Are we any further ahead?

My sister-in-law lives in Whitehorse, Yukon, in a community that has a fairly high standard of living. When she visits, we always discussed piano teaching, which she has done, very successfully, for many years. We share tips that bring success and ideas that don’t work.

At one time, I lived in a rather average community where the going price for piano lessons was quite affordable for the average student. But not all children who wanted lessons could afford them. Even so, my in-law was shocked at the low prices I was charging.

I maintained that I knew quite well what my students’ parents could, and would, pay for piano lessons for their children. Even at my low prices there were some who could not pay.

She said, "You simply have to charge more!"

I replied, "If I set my price higher, my milkman is going to charge more for milk, the mailman will presumably want a raise, so he can afford lessons for his kids, my babysitter will want more money and so it will go, on and on."

You can see the domino effect coming, can’t you?

She went back up north, and the next fall I succumbed to her suggestion and announced a price raise.
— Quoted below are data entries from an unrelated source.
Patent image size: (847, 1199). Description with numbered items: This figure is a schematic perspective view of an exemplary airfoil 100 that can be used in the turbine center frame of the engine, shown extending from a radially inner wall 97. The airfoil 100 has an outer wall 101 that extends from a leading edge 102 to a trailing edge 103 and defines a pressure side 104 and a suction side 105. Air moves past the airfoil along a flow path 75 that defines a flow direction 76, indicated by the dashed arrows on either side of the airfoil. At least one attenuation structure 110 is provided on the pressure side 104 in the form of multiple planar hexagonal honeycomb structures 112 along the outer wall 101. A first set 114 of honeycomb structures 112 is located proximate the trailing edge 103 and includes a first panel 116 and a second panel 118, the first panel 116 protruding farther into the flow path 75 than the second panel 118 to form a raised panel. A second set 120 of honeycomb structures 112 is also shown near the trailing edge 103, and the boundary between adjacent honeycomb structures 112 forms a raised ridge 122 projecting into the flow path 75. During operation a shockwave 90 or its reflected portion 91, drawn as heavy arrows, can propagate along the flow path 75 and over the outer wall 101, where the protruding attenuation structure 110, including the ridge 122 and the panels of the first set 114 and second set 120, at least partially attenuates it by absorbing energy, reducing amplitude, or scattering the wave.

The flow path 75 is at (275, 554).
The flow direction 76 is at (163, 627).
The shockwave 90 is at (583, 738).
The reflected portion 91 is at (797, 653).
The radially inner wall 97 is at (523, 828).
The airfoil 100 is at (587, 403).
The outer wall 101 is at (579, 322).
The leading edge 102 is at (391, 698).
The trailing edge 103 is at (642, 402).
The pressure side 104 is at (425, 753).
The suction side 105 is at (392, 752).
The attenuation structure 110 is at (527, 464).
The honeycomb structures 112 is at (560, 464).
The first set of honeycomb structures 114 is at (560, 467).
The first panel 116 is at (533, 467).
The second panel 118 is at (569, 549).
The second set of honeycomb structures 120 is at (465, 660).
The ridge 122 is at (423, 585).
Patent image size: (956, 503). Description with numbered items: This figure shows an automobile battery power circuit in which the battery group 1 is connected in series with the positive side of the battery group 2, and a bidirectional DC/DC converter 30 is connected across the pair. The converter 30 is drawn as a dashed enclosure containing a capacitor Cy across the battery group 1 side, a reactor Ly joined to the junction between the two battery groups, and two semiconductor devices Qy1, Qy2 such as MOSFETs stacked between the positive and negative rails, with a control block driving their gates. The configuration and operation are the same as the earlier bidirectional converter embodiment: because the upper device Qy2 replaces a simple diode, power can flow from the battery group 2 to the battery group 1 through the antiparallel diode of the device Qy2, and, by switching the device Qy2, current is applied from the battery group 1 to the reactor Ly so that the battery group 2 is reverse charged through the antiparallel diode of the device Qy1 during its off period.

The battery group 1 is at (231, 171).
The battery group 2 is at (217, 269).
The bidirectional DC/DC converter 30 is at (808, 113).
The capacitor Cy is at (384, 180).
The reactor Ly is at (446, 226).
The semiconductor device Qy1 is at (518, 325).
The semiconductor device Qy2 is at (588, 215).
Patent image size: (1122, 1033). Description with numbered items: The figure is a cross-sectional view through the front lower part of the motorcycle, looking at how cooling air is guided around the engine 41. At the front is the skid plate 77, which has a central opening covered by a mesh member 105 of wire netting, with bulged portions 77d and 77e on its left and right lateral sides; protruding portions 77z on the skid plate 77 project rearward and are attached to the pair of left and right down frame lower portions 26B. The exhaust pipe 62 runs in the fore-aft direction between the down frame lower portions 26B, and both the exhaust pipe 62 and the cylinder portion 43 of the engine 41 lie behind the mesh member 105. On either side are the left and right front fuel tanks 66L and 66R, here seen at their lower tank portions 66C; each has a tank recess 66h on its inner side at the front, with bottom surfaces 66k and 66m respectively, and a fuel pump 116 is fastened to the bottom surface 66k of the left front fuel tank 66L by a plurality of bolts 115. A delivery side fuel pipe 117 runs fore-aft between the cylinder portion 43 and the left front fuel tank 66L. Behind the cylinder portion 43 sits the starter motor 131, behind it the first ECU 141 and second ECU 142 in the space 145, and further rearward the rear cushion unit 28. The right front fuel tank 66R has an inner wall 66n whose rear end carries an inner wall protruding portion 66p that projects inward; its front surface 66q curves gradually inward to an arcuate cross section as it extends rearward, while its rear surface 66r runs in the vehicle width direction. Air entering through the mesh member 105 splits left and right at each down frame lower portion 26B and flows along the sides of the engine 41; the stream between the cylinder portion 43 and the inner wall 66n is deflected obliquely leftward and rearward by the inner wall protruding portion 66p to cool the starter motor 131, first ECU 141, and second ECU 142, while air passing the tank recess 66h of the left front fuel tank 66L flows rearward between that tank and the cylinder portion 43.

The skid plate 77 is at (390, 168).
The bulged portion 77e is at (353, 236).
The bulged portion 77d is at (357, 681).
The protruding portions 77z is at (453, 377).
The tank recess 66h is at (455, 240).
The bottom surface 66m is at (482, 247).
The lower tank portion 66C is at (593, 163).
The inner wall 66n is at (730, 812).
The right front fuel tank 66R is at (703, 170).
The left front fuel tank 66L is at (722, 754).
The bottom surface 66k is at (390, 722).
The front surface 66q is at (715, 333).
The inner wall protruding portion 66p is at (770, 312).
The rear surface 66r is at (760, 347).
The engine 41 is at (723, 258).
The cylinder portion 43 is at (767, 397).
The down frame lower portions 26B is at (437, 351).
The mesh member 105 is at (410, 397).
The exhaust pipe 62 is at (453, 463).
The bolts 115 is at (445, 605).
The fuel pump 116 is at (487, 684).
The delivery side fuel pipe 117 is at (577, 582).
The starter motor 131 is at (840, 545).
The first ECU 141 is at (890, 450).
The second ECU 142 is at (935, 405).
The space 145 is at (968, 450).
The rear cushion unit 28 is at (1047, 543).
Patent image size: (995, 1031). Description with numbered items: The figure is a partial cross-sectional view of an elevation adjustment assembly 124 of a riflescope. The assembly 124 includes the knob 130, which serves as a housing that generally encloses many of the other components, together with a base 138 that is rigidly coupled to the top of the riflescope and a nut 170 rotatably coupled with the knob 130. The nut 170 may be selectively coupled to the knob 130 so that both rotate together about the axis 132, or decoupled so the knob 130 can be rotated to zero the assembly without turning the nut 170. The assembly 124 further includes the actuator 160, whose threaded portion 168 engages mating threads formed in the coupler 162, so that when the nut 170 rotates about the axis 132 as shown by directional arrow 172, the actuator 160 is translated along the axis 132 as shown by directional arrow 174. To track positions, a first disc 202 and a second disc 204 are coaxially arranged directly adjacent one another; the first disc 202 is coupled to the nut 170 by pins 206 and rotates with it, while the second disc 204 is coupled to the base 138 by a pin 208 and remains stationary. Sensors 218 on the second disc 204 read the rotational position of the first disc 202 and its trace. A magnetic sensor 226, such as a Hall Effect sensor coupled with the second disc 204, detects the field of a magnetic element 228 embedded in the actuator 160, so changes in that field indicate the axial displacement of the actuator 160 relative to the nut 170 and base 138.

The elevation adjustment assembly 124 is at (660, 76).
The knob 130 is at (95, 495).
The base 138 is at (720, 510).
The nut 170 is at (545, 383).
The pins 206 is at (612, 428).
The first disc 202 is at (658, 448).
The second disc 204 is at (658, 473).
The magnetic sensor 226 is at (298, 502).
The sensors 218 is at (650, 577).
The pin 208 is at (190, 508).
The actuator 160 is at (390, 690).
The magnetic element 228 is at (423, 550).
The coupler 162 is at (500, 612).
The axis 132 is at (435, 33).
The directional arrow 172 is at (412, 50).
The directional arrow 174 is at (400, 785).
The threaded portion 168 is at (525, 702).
I lost one or two good students. I did not teach any differently.

Strangely enough, although I taught no differently than I had before, all my students did very well that year!

I suppose the parents paid more attention to the kids’ practise time (always a good idea). Or, presumably  they said, "If we’re going to pay good money for your lessons, you’ll have to practise every day and do a good job of it!"

So there is my take on inflation, based personal experience.

Bertha Klassen is a community correspondent for Elmwood.